The plaintiffs are asking a judge to rule that Mortenson and CAI violated the federal Racketeer Influenced and Corrupt Organizations Act, also known as RICO. They made the RICO claim because Price gave CAI a second donation after receiving a solicitation in the mail, which Alexander Blewett said constitutes mail fraud.

The racketeering claim allows the plaintiffs to seek triple the amount Mortenson and CAI have made from book sales, speeches and donations.

The complaint asks the judge to place the money into a trust administered by a court-appointed charity that would direct it to schoolchildren in Afghanistan and Pakistan.

"Three Cups of Tea" was released in 2006 and sold more than 3 million copies. That notoriety helped Mortenson grow the Central Asia Institute by generating more than $50 million in donations.

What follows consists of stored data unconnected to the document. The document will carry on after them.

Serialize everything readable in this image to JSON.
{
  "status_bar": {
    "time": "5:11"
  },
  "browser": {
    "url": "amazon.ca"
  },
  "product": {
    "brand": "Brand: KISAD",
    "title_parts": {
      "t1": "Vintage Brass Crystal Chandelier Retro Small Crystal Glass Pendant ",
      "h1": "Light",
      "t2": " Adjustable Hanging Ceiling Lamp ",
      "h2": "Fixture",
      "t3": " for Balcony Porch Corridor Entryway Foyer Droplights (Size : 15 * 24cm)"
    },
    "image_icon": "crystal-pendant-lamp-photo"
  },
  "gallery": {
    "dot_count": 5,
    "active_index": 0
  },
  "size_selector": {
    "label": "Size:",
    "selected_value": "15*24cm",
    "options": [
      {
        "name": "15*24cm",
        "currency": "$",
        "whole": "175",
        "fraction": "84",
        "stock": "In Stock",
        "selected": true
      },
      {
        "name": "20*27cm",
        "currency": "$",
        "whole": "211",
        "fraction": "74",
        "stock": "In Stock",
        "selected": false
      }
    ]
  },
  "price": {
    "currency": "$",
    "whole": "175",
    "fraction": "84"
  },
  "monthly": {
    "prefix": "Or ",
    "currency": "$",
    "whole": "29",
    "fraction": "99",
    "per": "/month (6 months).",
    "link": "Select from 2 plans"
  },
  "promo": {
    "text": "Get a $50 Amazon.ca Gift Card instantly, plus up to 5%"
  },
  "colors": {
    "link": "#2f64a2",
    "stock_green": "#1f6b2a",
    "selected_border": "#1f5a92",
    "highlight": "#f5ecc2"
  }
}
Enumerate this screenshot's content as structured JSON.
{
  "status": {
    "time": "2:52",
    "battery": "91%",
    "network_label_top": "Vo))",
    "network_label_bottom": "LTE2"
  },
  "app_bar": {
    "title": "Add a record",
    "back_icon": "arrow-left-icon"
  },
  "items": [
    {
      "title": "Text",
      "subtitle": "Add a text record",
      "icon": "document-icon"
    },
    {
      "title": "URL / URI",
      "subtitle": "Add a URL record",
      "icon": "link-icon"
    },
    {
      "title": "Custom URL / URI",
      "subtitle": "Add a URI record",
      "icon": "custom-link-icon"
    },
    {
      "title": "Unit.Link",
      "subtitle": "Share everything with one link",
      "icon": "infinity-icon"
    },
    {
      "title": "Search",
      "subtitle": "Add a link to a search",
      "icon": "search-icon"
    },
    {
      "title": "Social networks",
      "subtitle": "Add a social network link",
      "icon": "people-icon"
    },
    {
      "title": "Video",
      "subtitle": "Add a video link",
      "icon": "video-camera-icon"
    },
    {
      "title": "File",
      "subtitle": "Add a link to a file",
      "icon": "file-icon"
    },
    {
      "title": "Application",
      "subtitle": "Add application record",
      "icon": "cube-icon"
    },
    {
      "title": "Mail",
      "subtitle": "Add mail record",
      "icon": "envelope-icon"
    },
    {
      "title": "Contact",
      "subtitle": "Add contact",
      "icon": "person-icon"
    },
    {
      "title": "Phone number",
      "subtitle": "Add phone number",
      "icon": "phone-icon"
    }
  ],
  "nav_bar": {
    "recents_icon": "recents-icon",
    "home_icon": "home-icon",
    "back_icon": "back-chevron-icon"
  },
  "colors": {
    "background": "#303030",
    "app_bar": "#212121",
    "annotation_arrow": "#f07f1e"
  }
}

The fallout from the "60 Minutes" and Krakauer reports prompted Montana Attorney General Steve Bullock to open an inquiry into the charity last month.

Blewett said a class-action lawsuit represents the best way for the public to find out the truth because it could result in Mortenson's sworn testimony.

"We welcome the opportunity to let Mr. Mortenson testify under oath to all these things. To us, it seems overwhelmingly false and we will give him ample opportunity to explain away all of the falsehoods," Blewett said.